The culprit? Mug shot sites. Online mug shot websites have exploded in popularity in recent years and turned many people’s schadenfreude into a lucrative business model. These sites, with names like Mugshots.com, BustedMugshots.com and, creatively, JustMugshots.com, expanded rapidly with frequent viewers who were eager to peruse pictures of unfortunate criminals. The viewers translated into advertising revenues and turned several mug shot aggregating sites into cash cows. However, several high-profile articles concerning the mug shot sites, including ones in The New York Times and Businessweek, resulted in a rare step by several major financial industry players to try and put the squeeze to these sites and shut them down.

The mug shot websites work by scouring local police department and sheriff’s websites looking for the latest mug shots. These pictures then go up online, creating embarrassing and even damaging web records for some who have been arrested for a variety of criminal infractions.
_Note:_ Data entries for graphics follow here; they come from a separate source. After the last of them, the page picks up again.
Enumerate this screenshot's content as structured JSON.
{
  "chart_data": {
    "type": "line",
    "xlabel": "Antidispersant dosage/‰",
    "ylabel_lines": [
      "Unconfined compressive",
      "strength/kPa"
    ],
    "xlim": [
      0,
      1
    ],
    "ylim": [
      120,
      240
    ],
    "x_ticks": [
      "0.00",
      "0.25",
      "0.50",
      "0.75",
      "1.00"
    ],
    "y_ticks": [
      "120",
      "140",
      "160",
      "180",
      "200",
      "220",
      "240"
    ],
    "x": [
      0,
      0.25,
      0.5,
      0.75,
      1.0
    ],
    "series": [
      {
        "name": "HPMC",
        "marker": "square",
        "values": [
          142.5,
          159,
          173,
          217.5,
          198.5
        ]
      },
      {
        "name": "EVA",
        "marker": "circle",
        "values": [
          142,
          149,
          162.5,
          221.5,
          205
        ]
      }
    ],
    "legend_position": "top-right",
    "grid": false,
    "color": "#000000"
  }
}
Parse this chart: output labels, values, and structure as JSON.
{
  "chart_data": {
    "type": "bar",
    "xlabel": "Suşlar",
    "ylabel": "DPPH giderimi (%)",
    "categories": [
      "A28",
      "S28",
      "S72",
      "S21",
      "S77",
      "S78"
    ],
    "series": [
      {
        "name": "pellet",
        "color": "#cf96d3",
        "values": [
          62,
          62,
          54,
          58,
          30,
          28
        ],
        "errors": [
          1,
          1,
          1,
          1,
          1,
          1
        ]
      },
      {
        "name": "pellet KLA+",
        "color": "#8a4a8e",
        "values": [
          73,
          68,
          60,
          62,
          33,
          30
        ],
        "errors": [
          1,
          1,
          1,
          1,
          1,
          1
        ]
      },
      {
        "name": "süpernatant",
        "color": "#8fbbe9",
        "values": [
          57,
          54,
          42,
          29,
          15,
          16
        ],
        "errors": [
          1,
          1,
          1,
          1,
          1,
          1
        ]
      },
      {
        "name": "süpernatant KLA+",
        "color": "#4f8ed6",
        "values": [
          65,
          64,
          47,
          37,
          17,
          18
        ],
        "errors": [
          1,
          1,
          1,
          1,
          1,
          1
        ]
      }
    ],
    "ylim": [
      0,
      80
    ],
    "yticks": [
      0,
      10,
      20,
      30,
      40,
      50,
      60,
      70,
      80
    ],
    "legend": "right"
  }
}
Articles mentioned how arrests for even minor crimes have come back to haunt otherwise upstanding individuals due to the easy searchability of these mug shot sites. Though all this is bad enough, the revelation that got the sites in hot water was the lucrative revenue stream they have been capitalizing on: payment for agreeing to remove a person’s mug shot. A common problem with mug shot websites is that they continue to display a person’s mug shot even in cases where the person goes on to have the charges dropped, is acquitted or has his or her criminal record expunged. In such cases, a concerned individual who approaches the sites and asks that their picture be removed is usually asked to fork over a fee, ranging anywhere from $25 to $400.

This outraged many people who understandably had trouble differentiating the tactic from extortion. For a fee the sites were happy to remove the mug shots, meaning that only those with money could escape online embarrassment. This also meant that in some cases wealthier offenders who had been convicted could simply pay to have their photos taken down, regardless of how serious the offense, so long as they were willing to pony up hundreds of dollars.

In response to the revelation, Google tweaked its algorithm so that many of the mug shot aggregators were downgraded in term of visibility. Though this doesn’t make pictures unsearchable, it does make them harder to find. Another group that stepped into the fray, to the shock of many, were credit card companies that process the financial transactions that keep these mug shot sites in business. Spokesmen from MasterCard, Visa and Discover announced that the actions uncovered were “repugnant” and that they intended to choke off the flow of money to the sites in an attempt to cripple them.

So far, reports indicate that progress to cut payments has been halting at best. Only American Express has confirmed that it has stopped processing payments to the sites completely. Visa and MasterCard say they are currently in the process of working with banks to cut off access to payment networks. However, until the ties are officially severed, potentially innocent individuals across the country will still be able to be extorted by the mug shot websites.